I always argue that the demographics have changed because it's what the manufacturers are producing. We can't buy cars from Ford anymore because Ford doesn't make cars anymore. For example, my wife and I would have happily purchased another Taurus after the last one was totaled, but it's no longer available. Instead, we got a Hyundai Tucson. We looked at the 2015 - 2019 Explorers, but she said it was too big for her, so the Hyundai won.
I look at it like this: many people today who are our age 20 years ago are barely interested in cars at all. They're a better match for the automated appliances on wheels, vehicle-as-a-service snake oil of Tesla. There's definitely been a demographic shift. As older car enthusiasts stop driving, they're not getting replaced by new drivers who want the same thing.

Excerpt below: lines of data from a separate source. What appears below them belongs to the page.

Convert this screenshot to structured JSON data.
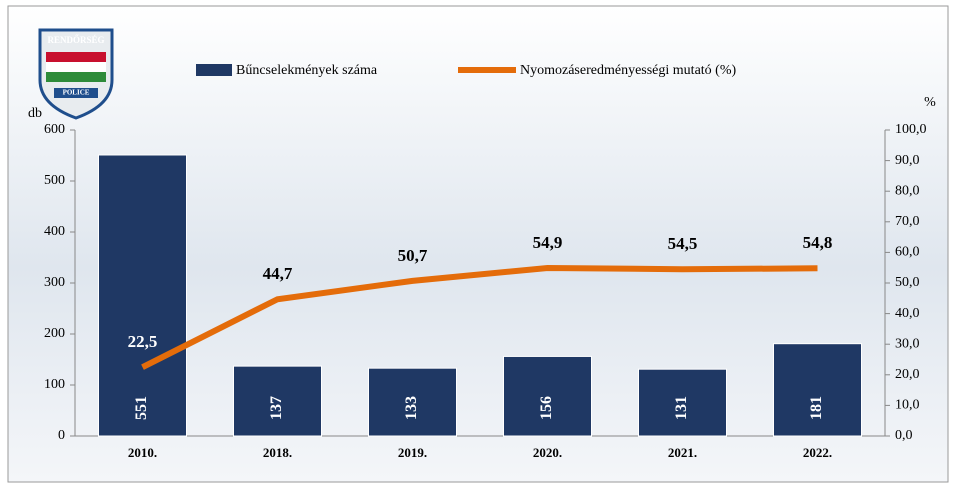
{
  "logo": {
    "top": "RENDŐRSÉG",
    "bottom": "POLICE"
  },
  "chart_data": {
    "type": "bar",
    "categories": [
      "2010.",
      "2018.",
      "2019.",
      "2020.",
      "2021.",
      "2022."
    ],
    "ylabel": "db",
    "y2label": "%",
    "ylim": [
      0,
      600
    ],
    "yticks": [
      0,
      100,
      200,
      300,
      400,
      500,
      600
    ],
    "y2lim": [
      0,
      100
    ],
    "y2ticks": [
      {
        "value": 0,
        "label": "0,0"
      },
      {
        "value": 10,
        "label": "10,0"
      },
      {
        "value": 20,
        "label": "20,0"
      },
      {
        "value": 30,
        "label": "30,0"
      },
      {
        "value": 40,
        "label": "40,0"
      },
      {
        "value": 50,
        "label": "50,0"
      },
      {
        "value": 60,
        "label": "60,0"
      },
      {
        "value": 70,
        "label": "70,0"
      },
      {
        "value": 80,
        "label": "80,0"
      },
      {
        "value": 90,
        "label": "90,0"
      },
      {
        "value": 100,
        "label": "100,0"
      }
    ],
    "series": [
      {
        "name": "Bűncselekmények száma",
        "type": "bar",
        "color": "#1f3864",
        "values": [
          551,
          137,
          133,
          156,
          131,
          181
        ]
      },
      {
        "name": "Nyomozáseredményességi mutató (%)",
        "type": "line",
        "axis": "y2",
        "color": "#e46c0a",
        "values": [
          22.5,
          44.7,
          50.7,
          54.9,
          54.5,
          54.8
        ],
        "value_labels": [
          "22,5",
          "44,7",
          "50,7",
          "54,9",
          "54,5",
          "54,8"
        ]
      }
    ]
  }
}
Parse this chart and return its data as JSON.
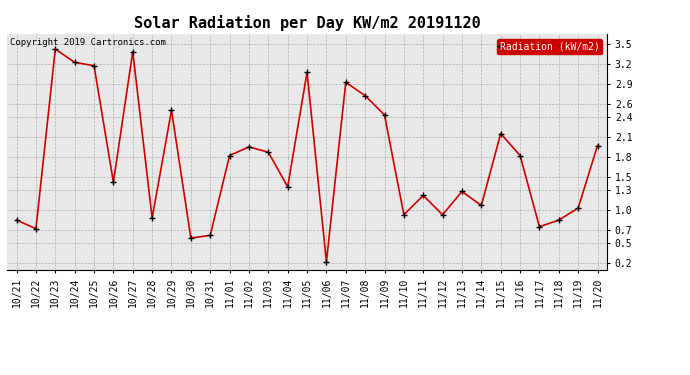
{
  "title": "Solar Radiation per Day KW/m2 20191120",
  "copyright_text": "Copyright 2019 Cartronics.com",
  "legend_label": "Radiation (kW/m2)",
  "dates": [
    "10/21",
    "10/22",
    "10/23",
    "10/24",
    "10/25",
    "10/26",
    "10/27",
    "10/28",
    "10/29",
    "10/30",
    "10/31",
    "11/01",
    "11/02",
    "11/03",
    "11/04",
    "11/05",
    "11/06",
    "11/07",
    "11/08",
    "11/09",
    "11/10",
    "11/11",
    "11/12",
    "11/13",
    "11/14",
    "11/15",
    "11/16",
    "11/17",
    "11/18",
    "11/19",
    "11/20"
  ],
  "values": [
    0.85,
    0.72,
    3.42,
    3.22,
    3.17,
    1.42,
    3.38,
    0.88,
    2.5,
    0.58,
    0.62,
    1.82,
    1.95,
    1.87,
    1.35,
    3.07,
    0.22,
    2.92,
    2.72,
    2.43,
    0.93,
    1.22,
    0.93,
    1.28,
    1.07,
    2.15,
    1.82,
    0.75,
    0.85,
    1.03,
    1.97
  ],
  "line_color": "#cc0000",
  "marker": "+",
  "marker_color": "#000000",
  "marker_size": 4,
  "line_width": 1.2,
  "ylim": [
    0.1,
    3.65
  ],
  "yticks": [
    0.2,
    0.5,
    0.7,
    1.0,
    1.3,
    1.5,
    1.8,
    2.1,
    2.4,
    2.6,
    2.9,
    3.2,
    3.5
  ],
  "grid_color": "#999999",
  "bg_color": "#ffffff",
  "plot_bg_color": "#e8e8e8",
  "title_fontsize": 11,
  "tick_fontsize": 7,
  "copyright_fontsize": 6.5,
  "legend_bg": "#cc0000",
  "legend_text_color": "#ffffff",
  "legend_fontsize": 7
}
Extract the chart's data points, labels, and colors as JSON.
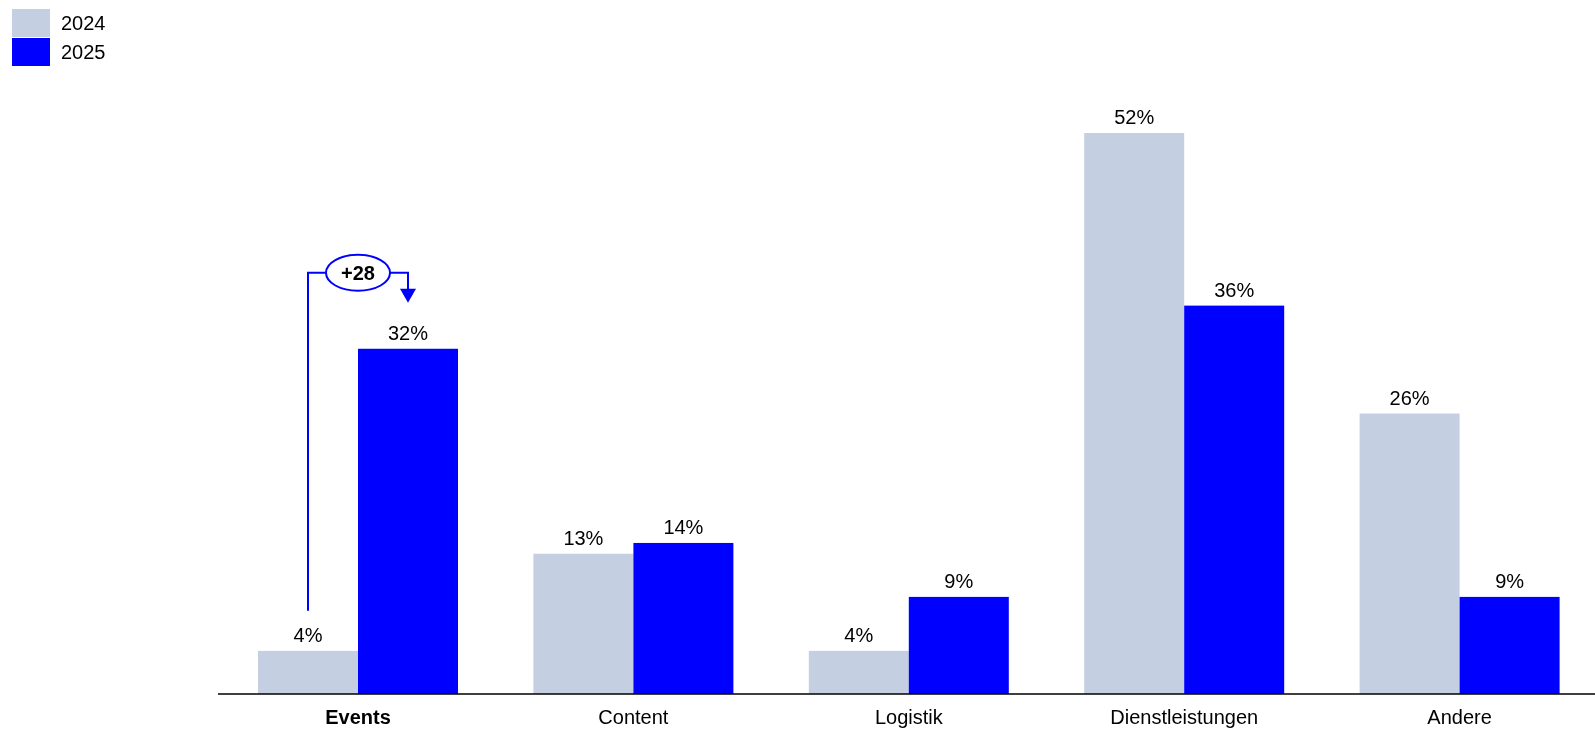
{
  "chart_data": {
    "type": "bar",
    "categories": [
      "Events",
      "Content",
      "Logistik",
      "Dienstleistungen",
      "Andere"
    ],
    "series": [
      {
        "name": "2024",
        "color": "#c5cfe2",
        "values": [
          4,
          13,
          4,
          52,
          26
        ],
        "value_labels": [
          "4%",
          "13%",
          "4%",
          "52%",
          "26%"
        ]
      },
      {
        "name": "2025",
        "color": "#0000ff",
        "values": [
          32,
          14,
          9,
          36,
          9
        ],
        "value_labels": [
          "32%",
          "14%",
          "9%",
          "36%",
          "9%"
        ]
      }
    ],
    "legend": "top left",
    "annotations": [
      "+28"
    ]
  }
}
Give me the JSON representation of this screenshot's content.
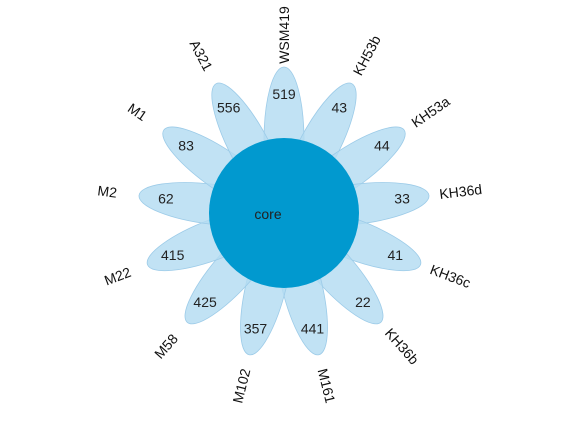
{
  "chart_data": {
    "type": "flower",
    "core_label": "core",
    "petal_color": "#b3dcf2",
    "petal_edge_color": "#9ccbe8",
    "core_color": "#0199cf",
    "petals": [
      {
        "name": "WSM419",
        "count": "519"
      },
      {
        "name": "KH53b",
        "count": "43"
      },
      {
        "name": "KH53a",
        "count": "44"
      },
      {
        "name": "KH36d",
        "count": "33"
      },
      {
        "name": "KH36c",
        "count": "41"
      },
      {
        "name": "KH36b",
        "count": "22"
      },
      {
        "name": "M161",
        "count": "441"
      },
      {
        "name": "M102",
        "count": "357"
      },
      {
        "name": "M58",
        "count": "425"
      },
      {
        "name": "M22",
        "count": "415"
      },
      {
        "name": "M2",
        "count": "62"
      },
      {
        "name": "M1",
        "count": "83"
      },
      {
        "name": "A321",
        "count": "556"
      }
    ]
  }
}
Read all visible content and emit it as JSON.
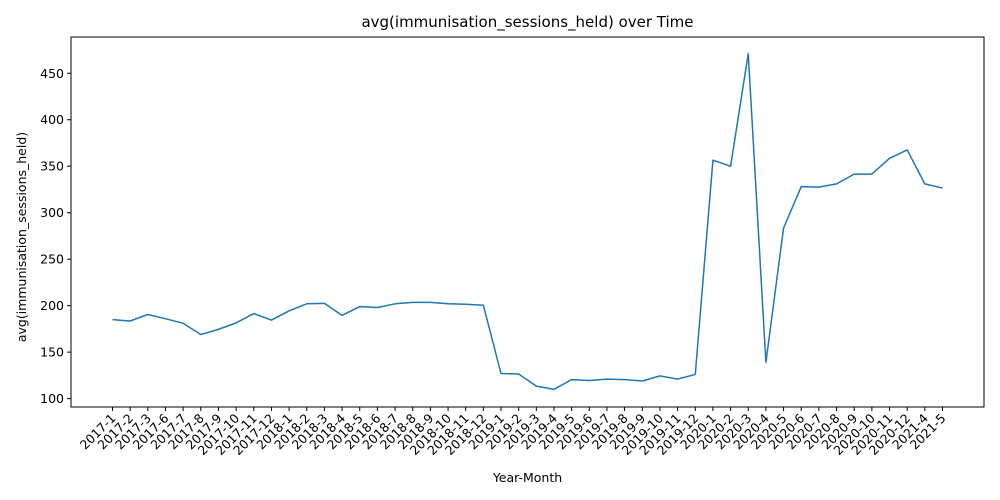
{
  "chart_data": {
    "type": "line",
    "title": "avg(immunisation_sessions_held) over Time",
    "xlabel": "Year-Month",
    "ylabel": "avg(immunisation_sessions_held)",
    "grid": false,
    "ylim": [
      91,
      489
    ],
    "yticks": [
      100,
      150,
      200,
      250,
      300,
      350,
      400,
      450
    ],
    "color": "#1f77b4",
    "series": [
      {
        "x": [
          "2017-1",
          "2017-2",
          "2017-3",
          "2017-6",
          "2017-7",
          "2017-8",
          "2017-9",
          "2017-10",
          "2017-11",
          "2017-12",
          "2018-1",
          "2018-2",
          "2018-3",
          "2018-4",
          "2018-5",
          "2018-6",
          "2018-7",
          "2018-8",
          "2018-9",
          "2018-10",
          "2018-11",
          "2018-12",
          "2019-1",
          "2019-2",
          "2019-3",
          "2019-4",
          "2019-5",
          "2019-6",
          "2019-7",
          "2019-8",
          "2019-9",
          "2019-10",
          "2019-11",
          "2019-12",
          "2020-1",
          "2020-2",
          "2020-3",
          "2020-4",
          "2020-5",
          "2020-6",
          "2020-7",
          "2020-8",
          "2020-9",
          "2020-10",
          "2020-11",
          "2020-12",
          "2021-4",
          "2021-5"
        ],
        "y": [
          185,
          183.5,
          190.5,
          186,
          181,
          169,
          174.5,
          181.5,
          191.5,
          184.5,
          194.5,
          202,
          202.5,
          189.5,
          199,
          198,
          202,
          203.5,
          203.5,
          202,
          201.5,
          200.5,
          127,
          126.5,
          113.5,
          110,
          120.5,
          119.5,
          121,
          120.5,
          119,
          124.5,
          121,
          126,
          356.5,
          350,
          471,
          139,
          283.5,
          328,
          327.5,
          331,
          341.5,
          341.5,
          358.5,
          367.5,
          331,
          326.5
        ]
      }
    ]
  }
}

Our tastes are less likely to change and are probably fundamentally the same as they used to be, and we should be better off now than we were when we were younger. Theoretically, we should be able to afford to drop $80K on a Dark Horse. Not all of us want one (or any Mustang) though.
My opinion is that Ford abandoned cars because they weren't willing or capable of building a solid (define that how you want) car that touched on what people who still wanted Ford cars liked about them. I'm not sure what the hell that is, but Chevy's going through the same thing. Maybe decades of cost-cutting doesn't help your reputation when Honda and Toyota are out there and even shitbox Nissan Altimas are perceived as better.
Then if you want the upscale experience that our older selves may want or afford, you look to Germany. Lincoln was dead after the Town Car which was propped up by livery services. Probably even before that because they had no successor planned to even keep that market. At least Cadillac had plans and leveraged the Corvette and Camaro engineering teams' work.
If you ask me, I'd probably say that Ford lost me after their last chance at a respectable sedan, the Taurus, ended up having the dimensions of a whale and the interior room of something much smaller than that. This is no joke—I completely wrote off the fourth gen SHO because I couldn't stack it and the Thunderbird on my lift. Realistically though, how seriously was I considering one? Not very. It was a distant fifth on my list up until that point. It failed at all the things that made the third gen SHO a cult classic, and we know that had nothing to do with looking like a jellybean.
In reality though, Ford lost me after the Terminator Cobra because the only sedans I wanted from them were made in Australia. But even then, I would have only counted as one potential customer.